In: Economics
Critically discuss the trade-off between paying dividends and retaining firm profit. (300-500 words) please write in your own writing and no copying from internet.
Dividend policy means the practice that management follows in making dividend payout decisions, or in other words, the size and pattern of cash distributions over the time to shareholders. In other words, dividend policy is the firm's plan of action to be followed when dividend decisions are made. It is the decision about how much of earnings to pay out as dividends versus retaining and reinvesting earnings in the firm. There is a reciprocal relationship between retained earnings and dividend i.e. larger the retained earnings, lesser the dividend and smaller the retained earnings, larger the dividend.

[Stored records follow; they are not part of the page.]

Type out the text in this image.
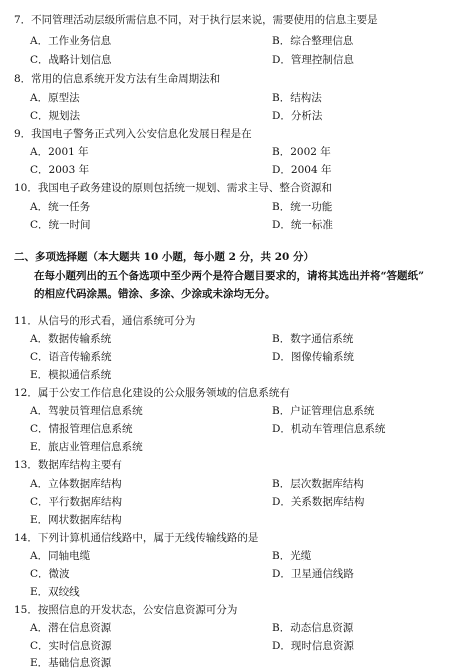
7．不同管理活动层级所需信息不同，对于执行层来说，需要使用的信息主要是
A．工作业务信息	B．综合整理信息
C．战略计划信息	D．管理控制信息
8．常用的信息系统开发方法有生命周期法和
A．原型法	B．结构法
C．规划法	D．分析法
9．我国电子警务正式列入公安信息化发展日程是在
A．2001 年	B．2002 年
C．2003 年	D．2004 年
10．我国电子政务建设的原则包括统一规划、需求主导、整合资源和
A．统一任务	B．统一功能
C．统一时间	D．统一标准
二、多项选择题（本大题共 10 小题，每小题 2 分，共 20 分）
在每小题列出的五个备选项中至少两个是符合题目要求的，请将其选出并将“答题纸”
的相应代码涂黑。错涂、多涂、少涂或未涂均无分。
11．从信号的形式看，通信系统可分为
A．数据传输系统	B．数字通信系统
C．语音传输系统	D．图像传输系统
E．模拟通信系统
12．属于公安工作信息化建设的公众服务领域的信息系统有
A．驾驶员管理信息系统	B．户证管理信息系统
C．情报管理信息系统	D．机动车管理信息系统
E．旅店业管理信息系统
13．数据库结构主要有
A．立体数据库结构	B．层次数据库结构
C．平行数据库结构	D．关系数据库结构
E．网状数据库结构
14．下列计算机通信线路中，属于无线传输线路的是
A．同轴电缆	B．光缆
C．微波	D．卫星通信线路
E．双绞线
15．按照信息的开发状态，公安信息资源可分为
A．潜在信息资源	B．动态信息资源
C．实时信息资源	D．现时信息资源
E．基础信息资源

Risk-return tradeoff is a specific trading principle related to the inverse relationship between investment risk and investment. There are no tax differences to investors between dividends and capital gains. Dividend refers to a reward, cash or otherwise, that a company gives to its shareholders. Dividends can be issued in various forms, such as cash payment, stocks or any other form. A company's dividend is decided by its board of directors and it requires the shareholders' approval. The portion of net profit distributed to shareholders is called dividend and the remaining portion of the profit is called retained earnings. In other words, the amount of undistributed profit which is available for investment is called retained earnings. Retained earning is considered an internal source of long-term financing and it is a part of shareholders equity. Generally, retained earning is considered as a cost-free source of financing. It is because neither dividend nor interest is payable on retained profit. However, this statement is not true. Shareholders of the company that retains more profit expect more income in the future than the shareholders of the company that pays more dividend and retains less profit. Therefore, there is an opportunity cost of retained earnings. In other words, retained earning is not a cost-free source of financing. The cost of retained earnings must be at least equal to shareholders rate of return on re-investment of dividend paid by the company. This is the tradeoff between paying dividends and retaining profits within the company The dividend policy decision is a trade-off between retaining earnings.